The problem is most likely a Connection Management problem if data is being pumped across the trunks and overload is generated.

It is more likely a problem related to Resource when no overload is present. Qbins may not have been set up correctly.

Unreachability

Introduction

This is the most involved problem because, as with physical trunks, it usually involves more than two nodes. Many of the techniques discussed above, however, can also be applied here.

As an example, consider a situation where node "B" becomes unreachable from node "A". A message is sent from node "A" to node "B", but no ACK is received by node "A". At this time, node "B" might still consider node "A" reachable. There is no periodic test, like the Comm Fail test, to test reachability. It is only after node "B" becomes unreachable from node "A" that there are Comm Break test messages.

Isolating the Failure

Network Trace

Again, it is a good first step to run nwtrace on both nodes to narrow down the point of failure. This time Node Num has to be set to the node number of the remote node. The function code of the CommBreak test message is 60.

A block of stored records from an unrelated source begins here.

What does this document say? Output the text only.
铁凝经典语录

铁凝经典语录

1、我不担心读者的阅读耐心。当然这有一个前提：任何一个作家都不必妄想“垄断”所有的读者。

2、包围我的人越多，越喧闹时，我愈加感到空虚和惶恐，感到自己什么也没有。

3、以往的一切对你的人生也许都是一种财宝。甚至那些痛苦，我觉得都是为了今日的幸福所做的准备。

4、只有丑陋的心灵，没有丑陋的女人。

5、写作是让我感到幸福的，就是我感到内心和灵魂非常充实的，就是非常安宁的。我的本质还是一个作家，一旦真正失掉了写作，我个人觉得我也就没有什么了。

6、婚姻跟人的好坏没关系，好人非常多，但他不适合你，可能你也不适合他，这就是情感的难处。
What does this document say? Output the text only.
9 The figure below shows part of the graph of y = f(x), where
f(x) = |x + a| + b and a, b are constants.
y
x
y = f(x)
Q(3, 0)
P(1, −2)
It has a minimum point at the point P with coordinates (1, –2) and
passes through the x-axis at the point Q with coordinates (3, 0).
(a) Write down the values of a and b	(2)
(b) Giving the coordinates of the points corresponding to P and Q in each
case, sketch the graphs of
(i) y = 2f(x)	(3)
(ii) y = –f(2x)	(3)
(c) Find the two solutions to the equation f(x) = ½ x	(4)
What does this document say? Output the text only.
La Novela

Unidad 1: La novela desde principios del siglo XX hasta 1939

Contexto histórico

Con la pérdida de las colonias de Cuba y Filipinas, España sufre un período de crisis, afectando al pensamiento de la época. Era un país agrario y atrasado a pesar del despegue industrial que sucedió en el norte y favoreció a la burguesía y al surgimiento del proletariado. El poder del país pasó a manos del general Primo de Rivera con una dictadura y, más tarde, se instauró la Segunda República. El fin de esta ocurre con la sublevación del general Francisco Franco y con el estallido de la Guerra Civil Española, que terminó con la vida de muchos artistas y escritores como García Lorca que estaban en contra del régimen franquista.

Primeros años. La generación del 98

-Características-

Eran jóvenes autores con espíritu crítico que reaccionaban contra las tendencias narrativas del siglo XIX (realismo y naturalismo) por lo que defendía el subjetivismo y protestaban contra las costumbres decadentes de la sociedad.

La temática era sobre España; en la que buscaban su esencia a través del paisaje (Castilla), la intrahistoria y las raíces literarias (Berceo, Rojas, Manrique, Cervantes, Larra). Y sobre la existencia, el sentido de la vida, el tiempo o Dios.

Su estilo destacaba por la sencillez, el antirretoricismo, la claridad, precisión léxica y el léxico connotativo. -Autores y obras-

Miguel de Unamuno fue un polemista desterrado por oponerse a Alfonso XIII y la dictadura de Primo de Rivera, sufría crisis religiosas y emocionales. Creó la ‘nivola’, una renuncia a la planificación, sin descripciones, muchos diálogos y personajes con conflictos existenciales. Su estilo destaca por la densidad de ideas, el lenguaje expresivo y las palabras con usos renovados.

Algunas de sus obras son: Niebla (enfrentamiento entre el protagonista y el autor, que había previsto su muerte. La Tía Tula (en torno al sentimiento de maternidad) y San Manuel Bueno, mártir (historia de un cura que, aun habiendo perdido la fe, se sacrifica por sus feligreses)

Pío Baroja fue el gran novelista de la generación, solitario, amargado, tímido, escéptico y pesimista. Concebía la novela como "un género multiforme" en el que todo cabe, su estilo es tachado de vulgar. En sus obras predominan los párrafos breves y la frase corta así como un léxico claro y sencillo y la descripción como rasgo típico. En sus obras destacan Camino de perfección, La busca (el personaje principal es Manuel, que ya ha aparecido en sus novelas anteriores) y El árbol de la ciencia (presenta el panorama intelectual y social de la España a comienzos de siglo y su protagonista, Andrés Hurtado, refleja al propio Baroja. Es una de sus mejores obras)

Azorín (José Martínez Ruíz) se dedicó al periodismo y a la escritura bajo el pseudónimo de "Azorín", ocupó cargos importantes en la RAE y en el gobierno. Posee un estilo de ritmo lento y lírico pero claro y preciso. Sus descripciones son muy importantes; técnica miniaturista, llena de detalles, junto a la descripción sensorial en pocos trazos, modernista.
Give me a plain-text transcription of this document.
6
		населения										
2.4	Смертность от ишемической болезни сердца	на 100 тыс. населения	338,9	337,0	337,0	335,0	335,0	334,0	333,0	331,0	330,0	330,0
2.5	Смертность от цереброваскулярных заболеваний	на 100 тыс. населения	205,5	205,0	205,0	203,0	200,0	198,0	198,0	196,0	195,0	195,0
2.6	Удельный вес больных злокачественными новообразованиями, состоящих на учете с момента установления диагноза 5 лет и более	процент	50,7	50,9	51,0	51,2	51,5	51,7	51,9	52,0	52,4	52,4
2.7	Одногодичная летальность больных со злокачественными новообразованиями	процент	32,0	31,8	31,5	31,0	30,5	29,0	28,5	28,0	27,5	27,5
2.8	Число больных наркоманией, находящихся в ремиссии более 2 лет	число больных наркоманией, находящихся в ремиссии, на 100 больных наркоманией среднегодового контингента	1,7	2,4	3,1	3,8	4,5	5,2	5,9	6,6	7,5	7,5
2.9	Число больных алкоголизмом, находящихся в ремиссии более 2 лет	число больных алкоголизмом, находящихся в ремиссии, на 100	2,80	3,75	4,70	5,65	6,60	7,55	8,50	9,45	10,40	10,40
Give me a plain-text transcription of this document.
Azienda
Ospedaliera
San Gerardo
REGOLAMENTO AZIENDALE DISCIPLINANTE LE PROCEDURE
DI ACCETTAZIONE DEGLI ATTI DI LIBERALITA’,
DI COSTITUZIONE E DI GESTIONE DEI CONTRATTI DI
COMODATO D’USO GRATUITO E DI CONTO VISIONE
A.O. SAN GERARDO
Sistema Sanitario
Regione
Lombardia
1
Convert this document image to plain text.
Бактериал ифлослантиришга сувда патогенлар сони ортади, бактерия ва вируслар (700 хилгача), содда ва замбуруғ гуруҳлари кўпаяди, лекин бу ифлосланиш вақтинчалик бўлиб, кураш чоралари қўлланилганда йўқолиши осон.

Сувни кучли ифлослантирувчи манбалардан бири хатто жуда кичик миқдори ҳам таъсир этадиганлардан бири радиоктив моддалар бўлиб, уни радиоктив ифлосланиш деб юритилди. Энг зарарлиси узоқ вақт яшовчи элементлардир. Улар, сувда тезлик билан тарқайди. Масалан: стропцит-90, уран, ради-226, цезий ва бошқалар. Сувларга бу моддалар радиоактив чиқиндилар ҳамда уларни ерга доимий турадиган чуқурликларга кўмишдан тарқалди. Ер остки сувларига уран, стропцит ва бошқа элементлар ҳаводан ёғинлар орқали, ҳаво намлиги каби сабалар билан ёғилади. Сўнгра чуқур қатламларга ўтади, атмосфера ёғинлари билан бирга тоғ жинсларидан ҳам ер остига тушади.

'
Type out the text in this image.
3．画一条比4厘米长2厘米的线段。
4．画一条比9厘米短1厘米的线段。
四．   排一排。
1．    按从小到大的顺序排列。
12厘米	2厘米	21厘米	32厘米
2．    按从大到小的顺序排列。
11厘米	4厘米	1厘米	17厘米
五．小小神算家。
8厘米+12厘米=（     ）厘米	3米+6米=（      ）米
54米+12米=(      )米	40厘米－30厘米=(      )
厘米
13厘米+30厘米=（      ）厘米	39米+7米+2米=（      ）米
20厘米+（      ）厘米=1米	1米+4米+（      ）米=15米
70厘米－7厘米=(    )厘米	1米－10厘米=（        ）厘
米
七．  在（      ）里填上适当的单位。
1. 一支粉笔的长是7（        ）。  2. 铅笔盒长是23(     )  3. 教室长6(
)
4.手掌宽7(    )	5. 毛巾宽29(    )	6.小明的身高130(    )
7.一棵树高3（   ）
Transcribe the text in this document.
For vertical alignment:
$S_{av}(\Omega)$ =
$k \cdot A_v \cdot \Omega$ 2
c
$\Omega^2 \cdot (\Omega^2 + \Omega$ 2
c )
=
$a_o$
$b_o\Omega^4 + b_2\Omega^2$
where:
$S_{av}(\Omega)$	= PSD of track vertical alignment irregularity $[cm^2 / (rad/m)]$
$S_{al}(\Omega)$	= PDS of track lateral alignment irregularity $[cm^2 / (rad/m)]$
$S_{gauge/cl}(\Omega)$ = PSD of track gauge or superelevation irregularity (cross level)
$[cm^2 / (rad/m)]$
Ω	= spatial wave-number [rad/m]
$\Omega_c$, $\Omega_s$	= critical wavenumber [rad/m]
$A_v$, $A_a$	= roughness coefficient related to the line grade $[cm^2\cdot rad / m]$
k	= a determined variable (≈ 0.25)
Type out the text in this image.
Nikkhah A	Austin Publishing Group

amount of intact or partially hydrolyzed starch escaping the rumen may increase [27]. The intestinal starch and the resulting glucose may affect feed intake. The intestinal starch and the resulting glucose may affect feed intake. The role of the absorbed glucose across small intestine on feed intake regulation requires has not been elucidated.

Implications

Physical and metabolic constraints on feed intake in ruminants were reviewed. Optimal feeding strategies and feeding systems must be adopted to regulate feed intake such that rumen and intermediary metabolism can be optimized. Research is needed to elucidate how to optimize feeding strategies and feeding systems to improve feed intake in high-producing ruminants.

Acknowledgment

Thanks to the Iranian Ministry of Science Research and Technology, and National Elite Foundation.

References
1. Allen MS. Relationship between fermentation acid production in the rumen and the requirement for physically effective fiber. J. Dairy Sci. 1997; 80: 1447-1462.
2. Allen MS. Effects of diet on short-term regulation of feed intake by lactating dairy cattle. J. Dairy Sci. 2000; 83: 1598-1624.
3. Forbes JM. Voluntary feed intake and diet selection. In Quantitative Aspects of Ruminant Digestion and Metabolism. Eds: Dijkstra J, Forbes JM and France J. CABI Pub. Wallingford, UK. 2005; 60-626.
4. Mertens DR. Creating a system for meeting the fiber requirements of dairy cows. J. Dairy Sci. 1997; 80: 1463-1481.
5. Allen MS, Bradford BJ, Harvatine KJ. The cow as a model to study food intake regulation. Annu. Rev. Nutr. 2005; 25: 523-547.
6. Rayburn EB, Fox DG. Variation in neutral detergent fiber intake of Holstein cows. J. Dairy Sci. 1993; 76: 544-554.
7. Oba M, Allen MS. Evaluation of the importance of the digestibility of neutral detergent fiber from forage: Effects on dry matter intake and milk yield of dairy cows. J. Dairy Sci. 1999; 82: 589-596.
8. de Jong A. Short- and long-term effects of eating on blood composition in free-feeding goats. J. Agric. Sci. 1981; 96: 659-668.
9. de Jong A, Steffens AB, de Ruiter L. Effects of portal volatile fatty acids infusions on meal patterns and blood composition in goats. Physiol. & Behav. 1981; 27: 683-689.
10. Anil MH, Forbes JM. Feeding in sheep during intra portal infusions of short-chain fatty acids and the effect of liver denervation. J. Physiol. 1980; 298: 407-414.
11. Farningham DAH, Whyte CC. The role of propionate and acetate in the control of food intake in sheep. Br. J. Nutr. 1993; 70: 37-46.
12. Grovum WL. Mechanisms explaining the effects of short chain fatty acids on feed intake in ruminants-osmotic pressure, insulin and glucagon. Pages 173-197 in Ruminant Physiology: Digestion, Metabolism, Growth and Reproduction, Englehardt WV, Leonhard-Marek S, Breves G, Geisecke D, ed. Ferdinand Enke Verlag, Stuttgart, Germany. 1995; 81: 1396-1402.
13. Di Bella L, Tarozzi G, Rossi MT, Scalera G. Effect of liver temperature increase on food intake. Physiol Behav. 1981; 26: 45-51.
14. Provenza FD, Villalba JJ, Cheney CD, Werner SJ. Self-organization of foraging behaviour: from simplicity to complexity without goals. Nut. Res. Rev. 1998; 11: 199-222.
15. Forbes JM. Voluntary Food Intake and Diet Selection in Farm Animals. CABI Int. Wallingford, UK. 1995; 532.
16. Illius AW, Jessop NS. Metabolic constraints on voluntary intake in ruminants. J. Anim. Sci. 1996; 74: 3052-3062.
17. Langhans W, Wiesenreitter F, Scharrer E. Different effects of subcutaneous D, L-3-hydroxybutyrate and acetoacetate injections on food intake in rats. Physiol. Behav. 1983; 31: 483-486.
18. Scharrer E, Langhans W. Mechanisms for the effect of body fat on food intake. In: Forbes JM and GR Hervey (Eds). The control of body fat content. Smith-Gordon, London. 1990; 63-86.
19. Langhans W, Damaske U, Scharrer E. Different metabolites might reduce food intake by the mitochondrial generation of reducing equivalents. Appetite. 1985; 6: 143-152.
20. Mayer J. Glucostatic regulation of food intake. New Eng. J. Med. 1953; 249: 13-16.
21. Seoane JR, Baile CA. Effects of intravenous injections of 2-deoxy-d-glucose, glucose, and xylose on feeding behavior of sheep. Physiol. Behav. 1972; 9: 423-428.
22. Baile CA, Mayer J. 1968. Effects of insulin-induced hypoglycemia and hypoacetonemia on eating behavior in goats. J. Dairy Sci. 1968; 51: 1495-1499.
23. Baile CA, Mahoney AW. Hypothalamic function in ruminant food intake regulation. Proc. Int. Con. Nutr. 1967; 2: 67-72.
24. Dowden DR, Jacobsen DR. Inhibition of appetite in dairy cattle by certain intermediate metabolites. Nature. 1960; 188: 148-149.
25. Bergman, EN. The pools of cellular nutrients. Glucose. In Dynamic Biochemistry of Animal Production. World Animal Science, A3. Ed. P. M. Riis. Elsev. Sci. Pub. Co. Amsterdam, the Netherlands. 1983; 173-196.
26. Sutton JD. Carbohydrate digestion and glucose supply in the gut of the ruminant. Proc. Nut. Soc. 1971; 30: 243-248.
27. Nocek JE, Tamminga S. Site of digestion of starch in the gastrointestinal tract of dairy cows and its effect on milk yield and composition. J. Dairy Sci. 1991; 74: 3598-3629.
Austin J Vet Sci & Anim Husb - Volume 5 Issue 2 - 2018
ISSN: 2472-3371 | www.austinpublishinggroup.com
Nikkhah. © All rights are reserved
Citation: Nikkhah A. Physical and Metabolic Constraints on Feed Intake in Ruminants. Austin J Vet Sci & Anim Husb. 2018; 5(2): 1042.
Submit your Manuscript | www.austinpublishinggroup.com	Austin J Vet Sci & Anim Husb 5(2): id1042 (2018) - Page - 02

Assume the message from node "A" does not reach node "B". In case the ACK was lost along the way, you can force a Comm Break for the other direction by VT-ing from node "B" to node "A", then try to find where the messages get lost from "B" to "A".

First, determine which route the packets take from "A" to "B". Then, to hop, you can use the same tools that you used to determine the cause for a Comm Fail. The drtop command shows the next hop for a packet destined for node "B". Then, log in the via node. Enter the drtop command to show the next one, and so forth.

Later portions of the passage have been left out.